Last night I read Andrew Sullivan’s article in the Atlantic (newly redesigned, by the way). The article was titled “Why I Blog,” and in it, Sullivan gets the definition of blogging right, which makes me very happy.
All too often, people simplify blogging, too easily equating it to other forms of writing. Sullivan makes the point that blogging, and all the author-reader interaction it entails, is subtly different than traditional journalism or essay writing or book writing. Sullivan describes blogging as a style of writing all its own, with its defining characteristic being its humanity, the implied and necessary friendship between a blogger and his audience. Sullivan writes:
Alone in front of a computer, at any moment, are two people: a blogger and a reader. The proximity is palpable, the moment human—whatever authority a blogger has is derived not from the institution he works for but from the humanness he conveys.
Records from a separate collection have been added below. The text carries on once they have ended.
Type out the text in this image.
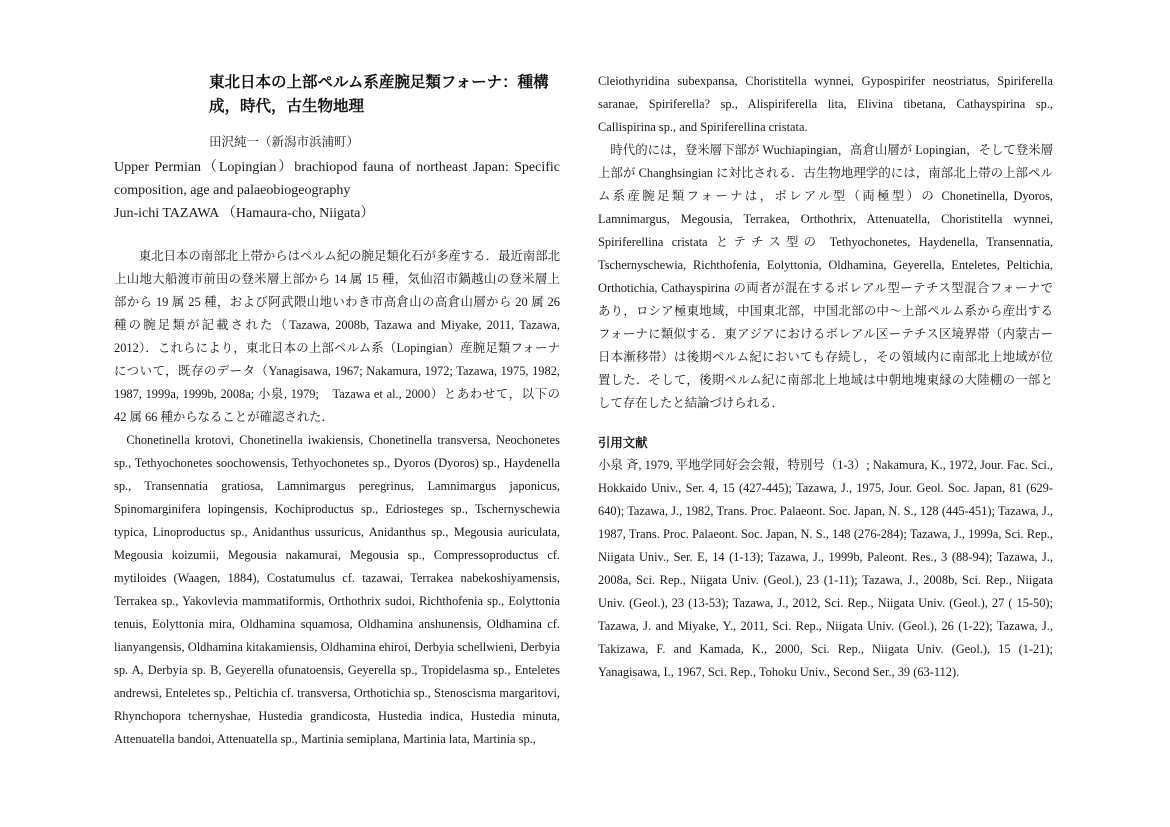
東北日本の上部ペルム系産腕足類フォーナ：種構成，時代，古生物地理
田沢純一（新潟市浜浦町）
Upper Permian（Lopingian）brachiopod fauna of northeast Japan: Specific composition, age and palaeobiogeography
Jun-ichi TAZAWA （Hamaura-cho, Niigata）
東北日本の南部北上帯からはペルム紀の腕足類化石が多産する．最近南部北上山地大船渡市前田の登米層上部から 14 属 15 種，気仙沼市鍋越山の登米層上部から 19 属 25 種，および阿武隈山地いわき市高倉山の高倉山層から 20 属 26 種の腕足類が記載された（Tazawa, 2008b, Tazawa and Miyake, 2011, Tazawa, 2012）．これらにより，東北日本の上部ペルム系（Lopingian）産腕足類フォーナについて，既存のデータ（Yanagisawa, 1967; Nakamura, 1972; Tazawa, 1975, 1982, 1987, 1999a, 1999b, 2008a; 小泉, 1979;　Tazawa et al., 2000）とあわせて，以下の 42 属 66 種からなることが確認された．
Chonetinella krotovi, Chonetinella iwakiensis, Chonetinella transversa, Neochonetes sp., Tethyochonetes soochowensis, Tethyochonetes sp., Dyoros (Dyoros) sp., Haydenella sp., Transennatia gratiosa, Lamnimargus peregrinus, Lamnimargus japonicus, Spinomarginifera lopingensis, Kochiproductus sp., Edriosteges sp., Tschernyschewia typica, Linoproductus sp., Anidanthus ussuricus, Anidanthus sp., Megousia auriculata, Megousia koizumii, Megousia nakamurai, Megousia sp., Compressoproductus cf. mytiloides (Waagen, 1884), Costatumulus cf. tazawai, Terrakea nabekoshiyamensis, Terrakea sp., Yakovlevia mammatiformis, Orthothrix sudoi, Richthofenia sp., Eolyttonia tenuis, Eolyttonia mira, Oldhamina squamosa, Oldhamina anshunensis, Oldhamina cf. lianyangensis, Oldhamina kitakamiensis, Oldhamina ehiroi, Derbyia schellwieni, Derbyia sp. A, Derbyia sp. B, Geyerella ofunatoensis, Geyerella sp., Tropidelasma sp., Enteletes andrewsi, Enteletes sp., Peltichia cf. transversa, Orthotichia sp., Stenoscisma margaritovi, Rhynchopora tchernyshae, Hustedia grandicosta, Hustedia indica, Hustedia minuta, Attenuatella bandoi, Attenuatella sp., Martinia semiplana, Martinia lata, Martinia sp.,
Cleiothyridina subexpansa, Choristitella wynnei, Gypospirifer neostriatus, Spiriferella saranae, Spiriferella? sp., Alispiriferella lita, Elivina tibetana, Cathayspirina sp., Callispirina sp., and Spiriferellina cristata.
時代的には，登米層下部が Wuchiapingian，高倉山層が Lopingian，そして登米層上部が Changhsingian に対比される．古生物地理学的には，南部北上帯の上部ペルム系産腕足類フォーナは，ボレアル型（両極型）の Chonetinella, Dyoros, Lamnimargus, Megousia, Terrakea, Orthothrix, Attenuatella, Choristitella wynnei, Spiriferellina cristata とテチス型の Tethyochonetes, Haydenella, Transennatia, Tschernyschewia, Richthofenia, Eolyttonia, Oldhamina, Geyerella, Enteletes, Peltichia, Orthotichia, Cathayspirina の両者が混在するボレアル型ーテチス型混合フォーナであり，ロシア極東地域，中国東北部，中国北部の中〜上部ペルム系から産出するフォーナに類似する．東アジアにおけるボレアル区ーテチス区境界帯（内蒙古ー日本漸移帯）は後期ペルム紀においても存続し，その領域内に南部北上地域が位置した．そして，後期ペルム紀に南部北上地域は中朝地塊東縁の大陸棚の一部として存在したと結論づけられる．
引用文献
小泉 斉, 1979, 平地学同好会会報，特別号（1-3）; Nakamura, K., 1972, Jour. Fac. Sci., Hokkaido Univ., Ser. 4, 15 (427-445); Tazawa, J., 1975, Jour. Geol. Soc. Japan, 81 (629-640); Tazawa, J., 1982, Trans. Proc. Palaeont. Soc. Japan, N. S., 128 (445-451); Tazawa, J., 1987, Trans. Proc. Palaeont. Soc. Japan, N. S., 148 (276-284); Tazawa, J., 1999a, Sci. Rep., Niigata Univ., Ser. E, 14 (1-13); Tazawa, J., 1999b, Paleont. Res., 3 (88-94); Tazawa, J., 2008a, Sci. Rep., Niigata Univ. (Geol.), 23 (1-11); Tazawa, J., 2008b, Sci. Rep., Niigata Univ. (Geol.), 23 (13-53); Tazawa, J., 2012, Sci. Rep., Niigata Univ. (Geol.), 27 ( 15-50); Tazawa, J. and Miyake, Y., 2011, Sci. Rep., Niigata Univ. (Geol.), 26 (1-22); Tazawa, J., Takizawa, F. and Kamada, K., 2000, Sci. Rep., Niigata Univ. (Geol.), 15 (1-21); Yanagisawa, I., 1967, Sci. Rep., Tohoku Univ., Second Ser., 39 (63-112).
This is writing with emotion not just under but always breaking through the surface. It renders a writer and a reader not just connected but linked in a visceral, personal way. The only term that really describes this is friendship. And it is a relatively new thing to write for thousands and thousands of friends.
I was a little put off by the self-referential bits near the end of the essay, where Sullivan explains how he came to write the essay as it appeared in the magazine, but I can’t fault him for that. After all, those paragraphs come at the end of an article about how blogging allows readers a view into the blogger’s writing process. I suppose a little spillover into the print edition is allowable.